Congo-Kinshasa: La seconde mort d'Etienne Tshisekedi

lepotentielonline
Etienne Tshisekedi
15 Mai 2017
analyse

Trois mois après son décès, Etienne Tshisekedi wa Mulumba n’est toujours pas encore mis sous terre. Même mort, cet opposant historique continue de gêner.

Initialement prévu, le vendredi 12 mai 2017, le rapatriement de son corps de Bruxelles (Belgique) à Kinshasa (RD Congo) est une fois de plus reporté.

Le lieu de son inhumation dans le pays est la pomme de discorde entre sa famille, son parti l’UDPS (Union pour la démocratie et le progrès social) et les autorités du pays.

Une situation qui heurte la conscience du moment que le minimum de droit conféré aux morts n’est pas respecté.

Etienne Tshisekedi n’a-t-il pas le droit, comme personnalité de haut rang, à des hommages dignes, pour les loyaux services rendus à la nation congolaise, depuis longtemps ? Cette question s’impose vue l’imbroglio qui entoure son inhumation.

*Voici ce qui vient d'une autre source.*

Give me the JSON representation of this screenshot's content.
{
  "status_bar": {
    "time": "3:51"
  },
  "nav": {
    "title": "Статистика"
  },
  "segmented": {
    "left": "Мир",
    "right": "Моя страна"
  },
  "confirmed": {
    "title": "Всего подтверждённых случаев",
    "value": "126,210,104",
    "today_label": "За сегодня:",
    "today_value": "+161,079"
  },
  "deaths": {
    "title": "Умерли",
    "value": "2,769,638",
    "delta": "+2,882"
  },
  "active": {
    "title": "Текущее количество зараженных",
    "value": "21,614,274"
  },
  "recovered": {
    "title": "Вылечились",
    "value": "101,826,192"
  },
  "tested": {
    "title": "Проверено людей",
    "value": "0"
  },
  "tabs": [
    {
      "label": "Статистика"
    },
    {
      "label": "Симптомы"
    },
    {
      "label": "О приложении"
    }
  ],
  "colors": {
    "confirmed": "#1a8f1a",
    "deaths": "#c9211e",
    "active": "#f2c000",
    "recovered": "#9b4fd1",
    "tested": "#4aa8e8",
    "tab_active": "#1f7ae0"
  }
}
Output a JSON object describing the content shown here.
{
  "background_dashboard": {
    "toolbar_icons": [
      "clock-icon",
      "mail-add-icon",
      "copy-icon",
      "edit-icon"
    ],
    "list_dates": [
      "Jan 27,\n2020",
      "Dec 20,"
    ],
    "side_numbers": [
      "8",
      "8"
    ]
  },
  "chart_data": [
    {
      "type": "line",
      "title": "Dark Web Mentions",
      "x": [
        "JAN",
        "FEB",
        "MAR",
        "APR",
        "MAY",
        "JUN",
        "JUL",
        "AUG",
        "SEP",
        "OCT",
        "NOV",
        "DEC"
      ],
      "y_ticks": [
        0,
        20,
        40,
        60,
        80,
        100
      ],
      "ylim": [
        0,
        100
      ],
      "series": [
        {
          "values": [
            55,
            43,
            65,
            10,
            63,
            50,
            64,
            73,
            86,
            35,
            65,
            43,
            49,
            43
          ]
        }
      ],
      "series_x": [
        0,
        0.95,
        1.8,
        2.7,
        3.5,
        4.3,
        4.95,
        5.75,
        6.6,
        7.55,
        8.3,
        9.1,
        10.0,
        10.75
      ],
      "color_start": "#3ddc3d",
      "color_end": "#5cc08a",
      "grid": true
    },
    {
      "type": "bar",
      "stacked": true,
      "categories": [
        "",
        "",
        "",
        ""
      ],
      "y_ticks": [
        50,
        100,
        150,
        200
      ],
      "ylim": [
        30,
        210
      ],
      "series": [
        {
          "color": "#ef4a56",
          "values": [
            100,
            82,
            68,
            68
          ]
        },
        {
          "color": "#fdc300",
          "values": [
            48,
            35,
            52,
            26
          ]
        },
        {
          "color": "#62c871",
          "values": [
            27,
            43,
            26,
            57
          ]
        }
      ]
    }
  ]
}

Décédé le 1erfévrier dernier à Bruxelles, à l’âge de 84 ans, sa dépouille mortelle n’est pas encore transférée à Kinshasa, la capitale de la République Démocratique du Congo (RDC), à plus forte raison d’y être inhumée. A l’origine de ce blocage, une divergence de vue sur le lieu de son inhumation.

Les autorités rament à contre-courant de la volonté de son parti qui compte matérialiser le souhait du défunt d’être enterré dans l’enceinte du siège de cette formation politique (UDPS).

Le gouverneur de la capitale congolaise a brandi une loi datant du 1914 et qui interdirait son enterrement au lieu voulu, non loin des habitations. Les autorités optent pour les cimetières pour, disent-ils, éviter des risques de contamination.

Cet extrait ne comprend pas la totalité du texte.